The United States Air Force (USAF) is the aerial service branch of the United States Armed Forces. Initially under the purview of both the Army and Navy, the USAF became a separate branch of the military in 1947 making it the youngest of the five U.S. military service branches. While the USAF focuses on defending the nation through the control and exploitation of air and space, many of the country’s airmen and airwomen work from the ground supporting missions, protecting base, conducting rescue missions and guarding missile sites. The USAF has utilized Alaska’s secluded and land-rich environment for national security for 75 years.
Located in central Alaska, Clear Air Force Station (AFS) has been a cornerstone of that defense since the 1960s. Since its inception, Clear AFS has produced electricity onsite using a 22.5-megawatt coal-fired power plant. In 2014, plans to shut down the power plant and connect to the Alaskan transmission network began to unfold. In addition to offering significant cost savings, the transition also supports the nation’s environmental priorities.
Modernization of Power
In 2015, U.S. President Barack Obama and the Environmental Protection Agency announced the Clean Power Plan—a policy focused on reducing emissions from coal-burning power plants by increasing the use of renewable energy solutions and energy conservation.
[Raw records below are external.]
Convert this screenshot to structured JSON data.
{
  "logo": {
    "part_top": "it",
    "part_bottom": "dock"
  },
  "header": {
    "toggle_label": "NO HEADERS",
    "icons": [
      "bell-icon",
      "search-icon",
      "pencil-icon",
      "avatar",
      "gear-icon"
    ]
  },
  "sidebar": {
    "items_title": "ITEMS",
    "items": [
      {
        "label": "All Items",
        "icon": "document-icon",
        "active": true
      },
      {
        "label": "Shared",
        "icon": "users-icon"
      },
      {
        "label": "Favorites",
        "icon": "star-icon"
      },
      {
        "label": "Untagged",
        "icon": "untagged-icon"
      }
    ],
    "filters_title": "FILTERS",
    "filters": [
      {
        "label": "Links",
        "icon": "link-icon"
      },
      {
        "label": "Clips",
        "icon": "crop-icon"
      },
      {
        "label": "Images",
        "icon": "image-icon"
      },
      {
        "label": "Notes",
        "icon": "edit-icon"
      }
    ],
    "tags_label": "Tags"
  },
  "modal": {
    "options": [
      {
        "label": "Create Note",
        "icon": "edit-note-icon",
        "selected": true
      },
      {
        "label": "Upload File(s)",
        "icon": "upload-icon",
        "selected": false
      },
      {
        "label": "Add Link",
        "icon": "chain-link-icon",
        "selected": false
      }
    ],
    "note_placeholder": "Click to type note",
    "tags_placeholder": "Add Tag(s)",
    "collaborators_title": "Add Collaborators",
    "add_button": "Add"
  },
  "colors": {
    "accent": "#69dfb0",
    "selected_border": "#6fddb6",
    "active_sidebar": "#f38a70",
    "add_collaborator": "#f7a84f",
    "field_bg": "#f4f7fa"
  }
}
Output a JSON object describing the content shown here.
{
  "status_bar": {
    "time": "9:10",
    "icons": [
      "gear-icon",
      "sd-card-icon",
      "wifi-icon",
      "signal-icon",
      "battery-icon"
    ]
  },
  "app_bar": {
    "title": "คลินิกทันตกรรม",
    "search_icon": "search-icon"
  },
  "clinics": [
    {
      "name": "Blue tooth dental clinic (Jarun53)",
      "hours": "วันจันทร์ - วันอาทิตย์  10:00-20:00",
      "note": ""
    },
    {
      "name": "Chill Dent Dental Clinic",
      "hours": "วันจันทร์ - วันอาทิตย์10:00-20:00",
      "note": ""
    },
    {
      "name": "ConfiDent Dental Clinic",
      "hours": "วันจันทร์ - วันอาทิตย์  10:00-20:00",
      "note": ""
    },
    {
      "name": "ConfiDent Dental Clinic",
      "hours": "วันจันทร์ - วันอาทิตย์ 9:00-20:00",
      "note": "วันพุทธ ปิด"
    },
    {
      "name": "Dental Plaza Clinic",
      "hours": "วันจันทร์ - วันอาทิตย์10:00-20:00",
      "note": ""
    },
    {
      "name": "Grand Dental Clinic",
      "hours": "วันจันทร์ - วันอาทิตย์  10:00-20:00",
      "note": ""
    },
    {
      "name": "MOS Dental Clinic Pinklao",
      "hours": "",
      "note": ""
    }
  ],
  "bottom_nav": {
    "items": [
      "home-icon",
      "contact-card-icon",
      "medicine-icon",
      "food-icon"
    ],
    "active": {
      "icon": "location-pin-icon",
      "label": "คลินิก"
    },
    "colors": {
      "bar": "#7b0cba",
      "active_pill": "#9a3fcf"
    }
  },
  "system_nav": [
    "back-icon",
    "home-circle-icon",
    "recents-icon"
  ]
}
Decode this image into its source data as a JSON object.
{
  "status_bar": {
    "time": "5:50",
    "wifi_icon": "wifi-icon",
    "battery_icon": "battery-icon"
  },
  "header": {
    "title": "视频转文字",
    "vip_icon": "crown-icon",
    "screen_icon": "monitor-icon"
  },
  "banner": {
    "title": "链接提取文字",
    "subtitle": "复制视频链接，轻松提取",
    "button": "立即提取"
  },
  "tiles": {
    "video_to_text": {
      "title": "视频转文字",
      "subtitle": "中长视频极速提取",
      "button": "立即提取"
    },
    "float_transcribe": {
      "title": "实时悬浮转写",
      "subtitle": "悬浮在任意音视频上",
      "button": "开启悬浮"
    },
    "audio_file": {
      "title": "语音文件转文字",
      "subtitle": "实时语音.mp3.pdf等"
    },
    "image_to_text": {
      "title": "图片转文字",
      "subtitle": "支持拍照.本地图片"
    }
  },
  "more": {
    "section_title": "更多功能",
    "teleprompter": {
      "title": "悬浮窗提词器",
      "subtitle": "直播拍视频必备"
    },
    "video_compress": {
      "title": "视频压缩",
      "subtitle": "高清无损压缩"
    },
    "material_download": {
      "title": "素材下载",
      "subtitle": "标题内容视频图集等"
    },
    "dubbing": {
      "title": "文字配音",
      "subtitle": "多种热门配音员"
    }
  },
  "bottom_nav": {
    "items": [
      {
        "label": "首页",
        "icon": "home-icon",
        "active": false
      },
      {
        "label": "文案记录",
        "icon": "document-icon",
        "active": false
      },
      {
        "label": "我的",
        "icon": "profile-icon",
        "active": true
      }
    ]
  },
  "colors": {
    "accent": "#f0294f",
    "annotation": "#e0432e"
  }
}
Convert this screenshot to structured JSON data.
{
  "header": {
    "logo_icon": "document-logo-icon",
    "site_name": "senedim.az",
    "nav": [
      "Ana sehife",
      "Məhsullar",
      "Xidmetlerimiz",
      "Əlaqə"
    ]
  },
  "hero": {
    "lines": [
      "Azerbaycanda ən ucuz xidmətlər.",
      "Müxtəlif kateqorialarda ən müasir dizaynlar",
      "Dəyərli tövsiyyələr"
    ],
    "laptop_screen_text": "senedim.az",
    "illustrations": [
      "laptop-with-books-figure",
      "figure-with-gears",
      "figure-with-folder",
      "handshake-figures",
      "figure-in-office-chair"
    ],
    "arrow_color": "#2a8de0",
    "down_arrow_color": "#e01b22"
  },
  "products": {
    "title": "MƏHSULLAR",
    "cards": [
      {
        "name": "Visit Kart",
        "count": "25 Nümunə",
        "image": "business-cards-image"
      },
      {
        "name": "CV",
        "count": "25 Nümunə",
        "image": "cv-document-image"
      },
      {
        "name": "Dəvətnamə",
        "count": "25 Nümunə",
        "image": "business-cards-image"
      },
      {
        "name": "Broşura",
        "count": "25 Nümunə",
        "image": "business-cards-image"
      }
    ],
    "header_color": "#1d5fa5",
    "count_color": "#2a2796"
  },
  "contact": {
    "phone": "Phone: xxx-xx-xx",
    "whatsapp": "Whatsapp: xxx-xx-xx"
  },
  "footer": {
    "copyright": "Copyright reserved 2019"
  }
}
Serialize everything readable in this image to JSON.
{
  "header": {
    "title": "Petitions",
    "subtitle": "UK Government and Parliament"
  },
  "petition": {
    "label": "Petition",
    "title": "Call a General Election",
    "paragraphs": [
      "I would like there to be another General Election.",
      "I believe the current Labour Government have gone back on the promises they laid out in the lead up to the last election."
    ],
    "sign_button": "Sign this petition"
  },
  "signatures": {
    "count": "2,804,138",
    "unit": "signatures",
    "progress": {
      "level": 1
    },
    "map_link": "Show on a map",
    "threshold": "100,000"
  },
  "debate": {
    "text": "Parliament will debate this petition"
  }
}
Under this act, the Air Force base could either undergo a total overhaul to an out-of-date power plant or replace it entirely while modernizing the facility. They chose a modernization project, which once fully completed, is estimated to save the Air Force approximately $2.6 million in fiscal year 2016 and $1.9 million each year after.
The project included the installation of an MTU Onsite Energy 1,250 kWe generator set packaged in an Artic-rated, insulated enclosure with subbase fuel tank. Following a competitive bid, Pacific Power Group, an authorized provider of MTU Onsite Energy power solutions, was selected to supply the system to the station. “For an active defense station, reliability and seamless operation are key—which is why MTU Onsite Energy was selected,” said Hans Jensen, sales and project manager at Pacific Power Group. “There’s no question that they can trust their power generation system in the event of an emergency.”
Combating Severe Weather
Alaska is known for its extreme climates. Its geography ranges from open tundra to volcanos and tidewater glaciers. The range of climates varies just as widely—from the mild winters and cool rainy summers in the southeast, to the subarctic climate of the interior. With these weather extremes as a concern, Pacific Power Group packaged the generator set in an Arctic-rated, insulated enclosure with a sub-base fuel tank to protect the system year-round. A recirculating radiator cooling system was also installed to keep the system warm during harsh winters and cool in warm summer temperatures.
Pacific Power Group delivered the unit during the summer of 2015 with delivery of the peripheral equipment rolled out in subsequent months. To facilitate the installation, Pacific Power remained on-site at the base for five weeks to ensure there was no interruption in power to the site.
“We wanted to be on-site during the earlier installation stages to ensure there were no issues,” said Mike Atchley, project manager at Pacific Power Group. “The Clear Air Force Station is responsible for providing defense to our nation so accuracy was and will remain a supreme aspect for us.”
The highly-engineered MTU Onsite Energy 18V 2000 generator set is based on the MTU Series 2000 diesel engine in an 18-cylinder configuration, which is designed exclusively by MTU for power generation applications. The generator set is optimized for high power output in a compact footprint and features an ECU9 engine control unit with increased RAM and processor capacity that delivers four times the speed of earlier ECUs. The generator’s operation is also nearly noiseless as it is packaged.
For Clear Air Force Station, uptime is critical to the defense of the nation. A customized preventive maintenance program was developed to ensure reliability and maximize availability. During Pacific Power’s five-week visit to the base, onsite training on that customized plan was conducted for the mechanics who will provide day-to-day support of the generator set system.'
“Our training programs are designed to arm customers with best practices in maintenance and repair while ensuring customers are comfortable with, and fully trained on, their new technology,” said Al Prosser, director of sales at MTU Onsite Energy.
Trainees became familiar with all of the power system components, alarm conditions and operation, as well as standard preventive maintenance procedures. Fuel storage, fuel delivery, starting batteries, engine coolant heaters and airflow are critical subsystems that were also covered in detail during training.